Dale and I became sort of an entertainment group. We entertained for the Rotary Club, the Lions Club and the Kiwanis Club. We were part of every annual Bowie Band Show. If some one wanted guitar pickers, we were it. I remember playing for some event that was conducted in what was then known as The Administration Building at Pelham Park. This is building is now known as The Bowie Senior Citizens Center. A stage was set up at the back of the building where the kitchen is now located.

Shirley has always said that I take better care of my Gibson Hummingbird guitar than I do her. Things like starting the car and let it warm up on a cold night before putting the guitar in the car. Things like starting the car and turning the air conditioner on to let the car cool off before putting the guitar in the car. Things like always wiping the guitar and the strings down carefully after playing it.

I remember when my Gibson Hummingbird got its’ first two scratches. Dale and I were playing for some event. A flat bed trailer had been pulled in next to the building to use as a stage. It was at the old school building that is now the Administration Building for the Bowie Independent School District. We were about to take a break. I put my guitar in the case and I did not do a very good job of placing it. The latches on the lid of the case were open. I closed the lid and “bang”, the latches dug into the top of my guitar and it had earned its’ first two battle scars.
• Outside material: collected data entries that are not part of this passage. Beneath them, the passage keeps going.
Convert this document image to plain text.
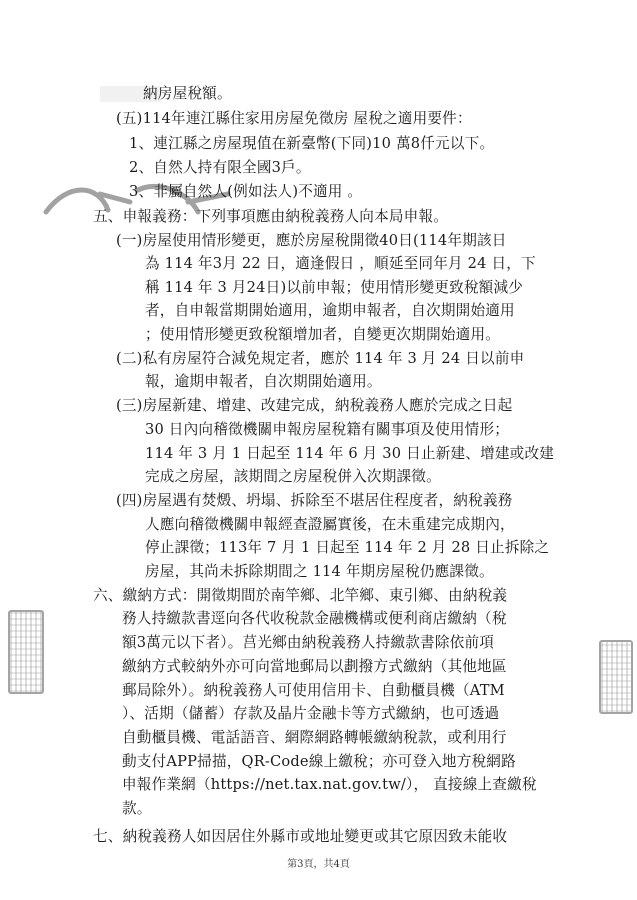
納房屋稅額。
(五)114年連江縣住家用房屋免徵房 屋稅之適用要件：
1、連江縣之房屋現值在新臺幣(下同)10 萬8仟元以下。
2、自然人持有限全國3戶。
3、非屬自然人(例如法人)不適用 。
五、申報義務：下列事項應由納稅義務人向本局申報。
(一)房屋使用情形變更，應於房屋稅開徵40日(114年期該日
為 114 年3月 22 日，適逢假日 ，順延至同年月 24 日，下
稱 114 年 3 月24日)以前申報；使用情形變更致稅額減少
者，自申報當期開始適用，逾期申報者，自次期開始適用
；使用情形變更致稅額增加者，自變更次期開始適用。
(二)私有房屋符合減免規定者，應於 114 年 3 月 24 日以前申
報，逾期申報者，自次期開始適用。
(三)房屋新建、增建、改建完成，納稅義務人應於完成之日起
30 日內向稽徵機關申報房屋稅籍有關事項及使用情形；
114 年 3 月 1 日起至 114 年 6 月 30 日止新建、增建或改建
完成之房屋，該期間之房屋稅併入次期課徵。
(四)房屋遇有焚燬、坍塌、拆除至不堪居住程度者，納稅義務
人應向稽徵機關申報經查證屬實後，在未重建完成期內，
停止課徵；113年 7 月 1 日起至 114 年 2 月 28 日止拆除之
房屋，其尚未拆除期間之 114 年期房屋稅仍應課徵。
六、繳納方式：開徵期間於南竿鄉、北竿鄉、東引鄉、由納稅義
務人持繳款書逕向各代收稅款金融機構或便利商店繳納（稅
額3萬元以下者）。莒光鄉由納稅義務人持繳款書除依前項
繳納方式較納外亦可向當地郵局以劃撥方式繳納（其他地區
郵局除外）。納稅義務人可使用信用卡、自動櫃員機（ATM
）、活期（儲蓄）存款及晶片金融卡等方式繳納，也可透過
自動櫃員機、電話語音、網際網路轉帳繳納稅款，或利用行
動支付APP掃描，QR-Code線上繳稅；亦可登入地方稅網路
申報作業網（https://net.tax.nat.gov.tw/）， 直接線上查繳稅
款。
七、納稅義務人如因居住外縣市或地址變更或其它原因致未能收
第3頁，共4頁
Dale later joined a Southern Gospel singing group called, “The Journeymen.” At the time the only guitar he had was the Yamaha dreadnought acoustic. He needed an electric guitar. I had a cheap Japanese made solid body electric guitar that I had purchased during the time we lived in Hamlin. I loaned this guitar to Dale. He used it for two or three years before purchasing an electric Gibson Simi-hollow body.

In 1986, I went to work as a Special Agent/Safety Investigator for the U.S. Department of Transportation. We came back to Bowie on vacation each year. One of the first places we went was Dale and Martha’s house. At the Cox house it was necessary to do a little guitar playing and singing. I did not bring a guitar home with me, but Dale always had a house full of guitars. He had even acquired a Gibson Hummingbird while we were gone.

I was always asked to sing at First Baptist Church in Bowie when we came home for vacation. Sometimes there was a guitar available, but not always. On one occasion, Dale was working his present job out of state. Martha loaned me Dale’s Gibson electric guitar for that occasion.

After 6 years in South Carolina, we were transferred to Arkansas. I retired from the U.S. Department of Transportation in 1996. We remained in Arkansas until Shirley could draw her Social Security. We returned to Bowie in August of 1999.

Due to Dale’s job, we do not get together as often as I would like but, maybe he will retire one of these days and we can do lots of “picking and grinning.”